In the last few years, Databricks has been making waves in the world of data and Artificial Intelligence (AI) by providing a platform for solving innovative data challenges. These challenges range from massive Hadoop migrations (shifting expensive, on-premises, legacy vendors into a more agile and cost-effective cloud framework), to creating highly dynamic and scalable data science environments — all while allowing teams to collaborate in order to drive business outcomes and value.
Databricks has been a focal point of many modern data architectures implemented in the cloud today. The demand for Databricks is only growing, leading to an exciting announcement about the debut of Databricks on Google Cloud.
Databricks provides the capabilities for a single platform experience within organizations, creating an avenue for many different types of users to leverage scalable compute, efficient data storage, and collaborative development and machine learning experimentation.
It provides a workspace for data engineers to transform and store unlimited amounts of data in cloud storage through batch-based processing or streaming Extract, Transform, Load (ETL) jobs. Data analysts can query that data with user-friendly interfaces for finding quick insights, exploring data or connecting their own Business Intelligence (BI) tools for driving reporting outcomes. Data scientists can use the platform to explore data, create and experiment with machine learning models, and build iterative MLOps processes for driving change and innovation.
The fact that these services are now offered in Google Cloud, as a fully managed, integrated Software as a Service (SaaS) solution, provides a first-class experience for organizations to innovate with data and AI. Let's evaluate a few different scenarios where Databricks on Google Cloud can enable that further.
Coming out of this announcement, Databricks on Google Cloud supports several integrations within the Google Cloud Platform (GCP) ecosystem. Databricks provides seamless integration with GCP storage services such as Google Cloud Storage, Google Cloud SQL, Google Pub/Sub and Google BigQuery. Additional integrations for end-to-end analytics and ML include Looker and the Google AI Platform.
Integration of Google Cloud Identity for Single Sign On (SSO) and credential passthrough help to easily onboard your user base into the environment within your existing infrastructure. These native integrations serve to make it easier for users to spend time driving value and allow for embedding in the platform using existing GCP service, or for making it a component of future architecture leveraging these services.

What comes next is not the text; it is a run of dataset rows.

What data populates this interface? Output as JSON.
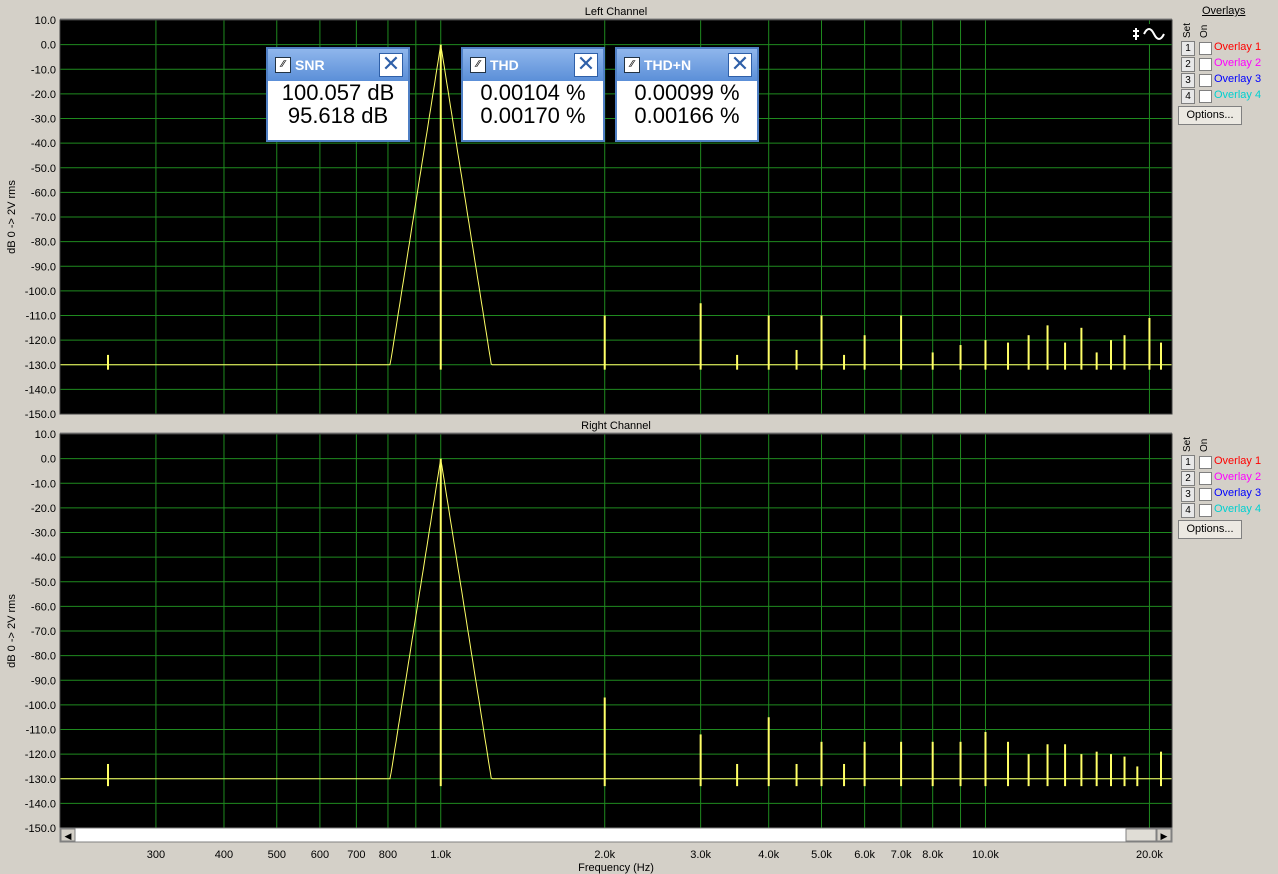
{
  "chart_data": [
    {
      "type": "line",
      "title": "Left Channel",
      "ylabel": "dB 0 -> 2V rms",
      "xlabel": "Frequency (Hz)",
      "xscale": "log",
      "xlim": [
        200,
        22000
      ],
      "ylim": [
        -150,
        10
      ],
      "yticks": [
        10,
        0,
        -10,
        -20,
        -30,
        -40,
        -50,
        -60,
        -70,
        -80,
        -90,
        -100,
        -110,
        -120,
        -130,
        -140,
        -150
      ],
      "grid": true,
      "series": [
        {
          "color": "#ffff66",
          "noise_floor": -132,
          "peaks": [
            [
              245,
              -126
            ],
            [
              1000,
              0
            ],
            [
              2000,
              -110
            ],
            [
              3000,
              -105
            ],
            [
              3500,
              -126
            ],
            [
              4000,
              -110
            ],
            [
              4500,
              -124
            ],
            [
              5000,
              -110
            ],
            [
              5500,
              -126
            ],
            [
              6000,
              -118
            ],
            [
              7000,
              -110
            ],
            [
              8000,
              -125
            ],
            [
              9000,
              -122
            ],
            [
              10000,
              -120
            ],
            [
              11000,
              -121
            ],
            [
              12000,
              -118
            ],
            [
              13000,
              -114
            ],
            [
              14000,
              -121
            ],
            [
              15000,
              -115
            ],
            [
              16000,
              -125
            ],
            [
              17000,
              -120
            ],
            [
              18000,
              -118
            ],
            [
              20000,
              -111
            ],
            [
              21000,
              -121
            ]
          ]
        }
      ]
    },
    {
      "type": "line",
      "title": "Right Channel",
      "ylabel": "dB 0 -> 2V rms",
      "xlabel": "Frequency (Hz)",
      "xscale": "log",
      "xlim": [
        200,
        22000
      ],
      "ylim": [
        -150,
        10
      ],
      "yticks": [
        10,
        0,
        -10,
        -20,
        -30,
        -40,
        -50,
        -60,
        -70,
        -80,
        -90,
        -100,
        -110,
        -120,
        -130,
        -140,
        -150
      ],
      "grid": true,
      "series": [
        {
          "color": "#ffff66",
          "noise_floor": -133,
          "peaks": [
            [
              245,
              -124
            ],
            [
              1000,
              0
            ],
            [
              2000,
              -97
            ],
            [
              3000,
              -112
            ],
            [
              3500,
              -124
            ],
            [
              4000,
              -105
            ],
            [
              4500,
              -124
            ],
            [
              5000,
              -115
            ],
            [
              5500,
              -124
            ],
            [
              6000,
              -115
            ],
            [
              7000,
              -115
            ],
            [
              8000,
              -115
            ],
            [
              9000,
              -115
            ],
            [
              10000,
              -111
            ],
            [
              11000,
              -115
            ],
            [
              12000,
              -120
            ],
            [
              13000,
              -116
            ],
            [
              14000,
              -116
            ],
            [
              15000,
              -120
            ],
            [
              16000,
              -119
            ],
            [
              17000,
              -120
            ],
            [
              18000,
              -121
            ],
            [
              19000,
              -125
            ],
            [
              21000,
              -119
            ]
          ]
        }
      ]
    }
  ],
  "xticks": [
    {
      "f": 300,
      "label": "300"
    },
    {
      "f": 400,
      "label": "400"
    },
    {
      "f": 500,
      "label": "500"
    },
    {
      "f": 600,
      "label": "600"
    },
    {
      "f": 700,
      "label": "700"
    },
    {
      "f": 800,
      "label": "800"
    },
    {
      "f": 1000,
      "label": "1.0k"
    },
    {
      "f": 2000,
      "label": "2.0k"
    },
    {
      "f": 3000,
      "label": "3.0k"
    },
    {
      "f": 4000,
      "label": "4.0k"
    },
    {
      "f": 5000,
      "label": "5.0k"
    },
    {
      "f": 6000,
      "label": "6.0k"
    },
    {
      "f": 7000,
      "label": "7.0k"
    },
    {
      "f": 8000,
      "label": "8.0k"
    },
    {
      "f": 10000,
      "label": "10.0k"
    },
    {
      "f": 20000,
      "label": "20.0k"
    }
  ],
  "meters": {
    "snr": {
      "title": "SNR",
      "v1": "100.057 dB",
      "v2": "95.618 dB"
    },
    "thd": {
      "title": "THD",
      "v1": "0.00104 %",
      "v2": "0.00170 %"
    },
    "thdn": {
      "title": "THD+N",
      "v1": "0.00099 %",
      "v2": "0.00166 %"
    }
  },
  "overlays": {
    "title": "Overlays",
    "set_label": "Set",
    "on_label": "On",
    "options_label": "Options...",
    "items": [
      {
        "num": "1",
        "label": "Overlay 1",
        "color": "#ff0000"
      },
      {
        "num": "2",
        "label": "Overlay 2",
        "color": "#ff00ff"
      },
      {
        "num": "3",
        "label": "Overlay 3",
        "color": "#0000ff"
      },
      {
        "num": "4",
        "label": "Overlay 4",
        "color": "#00e0e0"
      }
    ]
  }
}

With the support of these many integrations within Google Cloud, the next step for organizations is taking advantage of the next evolution in open data architectures. The Lakehouse — a new data architecture that combines some of the best elements of scalable data lakes and the more familiar business-driven data warehouses — is seen as the next step in this journey.
The capabilities of the architecture allow for redesigning data warehouses in the modern world, or breaking down the data silos and hurdles present across business groups or data science teams. The point of this is to make it easy for an organization to be very agile in their data ingestion, storage, processing and analysis, in order to drive quick insights and business value.
Here are a few key drivers we at Insight see for the Lakehouse concept — and how Databricks on Google Cloud works to address these problems.
There are other benefits to the Lakehouse concept as well, but in my experience, these are some of the main ones that resonate most with combining the best of both worlds of the data lake and the data warehouse architectures.
One of the highlights of this announcement is that Databricks is now offered on Amazon Web Services (AWS), Azure and GCP as a fully managed solution. The impacts of this are tremendous in a world where many organizations are opting for multicloud approaches.
Some organizations are opting for building analytics capabilities that can avoid vendor lock-in. That is, opting for technologies and platforms built on open source, or that scale across different clouds, to allow for flexibility and agility when developing complex solutions. With Databricks offering the same experience across three of the largest cloud platforms, the ability for customers to migrate from one cloud to the other, or run their big data and data science workloads in the cloud of their choice, just got easier.
With integrations supported across all three clouds’ services as well, this provides flexibility for business units to choose where they want to work. A common example we're starting to see is data being hosted in one cloud, and the data science team deciding they’d prefer to work in another cloud, like GCP, then processing all their ML models in the cloud of their choosing. Migrating from an existing cloud-Databricks workspace into a Databricks workspace on GCP is a much easier task since it's all the same experience and doesn't require any re-platforming or recoding much of the existing work.
There's a lot to consider with how organizations can choose to utilize Databricks, and this post barely scratches the surface.
There's a reason Databricks has gained so much momentum and is becoming a large player in the data and AI space. Their ability to work across the three major clouds is going to further provide more flexibility and ease when it comes to solving these challenges — which is how Databricks became popular in the first place.